Since the agency sometimes took years to close out enforcement cases, I needed a larger dataset going further back in time. I asked the agency for records from 2009 to 2017 and received an Excel sheet with more than 300,000 rows. Excel has limitations and I knew at that point that I needed to sharpen my data skills. So, I approached my editor at The Nation Institute, which had selected me as an Ida B. Wells fellow and was generously supporting my work. She sent me to a data bootcamp run by the National Institute for Computer-Assisted Reporting, where I learned the data-crunching programming language SQL and Microsoft Access. Then, over a few weeks, I hand-coded more than 10,000 violations. By cleaning up and organizing the mountain of data, I was able to systematically analyze whether gas station owners were being penalized for recordkeeping violations or more serious offenses, such as leaks and spills.

At the same time, I called dozens of gas station owners who had been fined by TCEQ and drove to meet them at their stores. I heard the same story over and over again. Sitting at their cramped offices and while proudly showing me around their gas stations, they told me about how they’d come to the country with hardly anything, not knowing English and bought their first gas station after years of saving up. Now, they were being unfairly penalized by the state agency, they said. Most of them said they’d never thought of fighting TCEQ because they didn’t have the time or the resources and were worried about retaliation.

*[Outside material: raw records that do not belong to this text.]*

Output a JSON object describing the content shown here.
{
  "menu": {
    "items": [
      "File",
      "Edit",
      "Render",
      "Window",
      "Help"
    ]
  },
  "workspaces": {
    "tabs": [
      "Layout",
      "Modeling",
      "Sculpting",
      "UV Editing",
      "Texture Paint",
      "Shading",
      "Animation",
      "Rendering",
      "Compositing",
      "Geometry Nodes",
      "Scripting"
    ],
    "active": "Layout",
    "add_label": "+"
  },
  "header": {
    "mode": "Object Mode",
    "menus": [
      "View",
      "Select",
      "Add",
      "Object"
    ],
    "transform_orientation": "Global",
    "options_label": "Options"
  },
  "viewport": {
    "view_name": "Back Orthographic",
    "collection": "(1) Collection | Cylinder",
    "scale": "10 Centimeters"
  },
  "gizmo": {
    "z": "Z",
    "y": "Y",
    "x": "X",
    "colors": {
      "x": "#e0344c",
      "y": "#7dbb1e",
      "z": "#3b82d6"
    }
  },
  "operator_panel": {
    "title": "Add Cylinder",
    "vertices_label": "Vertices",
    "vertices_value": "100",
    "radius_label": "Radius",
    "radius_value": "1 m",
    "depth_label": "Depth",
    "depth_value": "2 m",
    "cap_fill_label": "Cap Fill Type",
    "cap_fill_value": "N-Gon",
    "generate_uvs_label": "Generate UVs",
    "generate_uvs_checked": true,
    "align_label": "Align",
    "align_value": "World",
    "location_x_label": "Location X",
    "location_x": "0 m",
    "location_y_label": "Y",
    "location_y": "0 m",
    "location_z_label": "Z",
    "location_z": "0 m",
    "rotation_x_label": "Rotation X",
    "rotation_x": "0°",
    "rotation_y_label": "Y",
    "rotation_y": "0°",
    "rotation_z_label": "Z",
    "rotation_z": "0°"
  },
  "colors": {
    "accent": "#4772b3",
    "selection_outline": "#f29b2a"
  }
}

The gas station owners’ experiences stood in stark contrast to the experiences of refineries and petrochemical plants such as those owned by Valero, Exxon, Citgo and others in Houston and Corpus Christi. On the rare occasions when these multibillion dollar companies were penalized, they fought back and often succeeded in having their fines reduced.  When I looked at the paperwork the agency filed when the cases were appealed to the State Office of Administrative Hearings, I saw that the fines were sometimes reduced by 50 percent or more.

Along the way, I also found TCEQ inspectors who spoke off the record and confirmed the gas station owners’ experiences. It turned out that the inspectors were facing pressure to churn through gas station cases quickly. Decisions about whether to fine gas station owners were also made based on the agency’s penalty policy and were out of their hands, they said.

For the most part, the story had been in plain sight all along. Members of the retail gasoline industry had been complaining about TCEQ’s enforcement activity for years, and the numbers in the agency’s reports were important clues. But, ultimately, the gas station owners’ experiences, along with the agency’s own data and current and former employees, helped reveal the full scope of the story.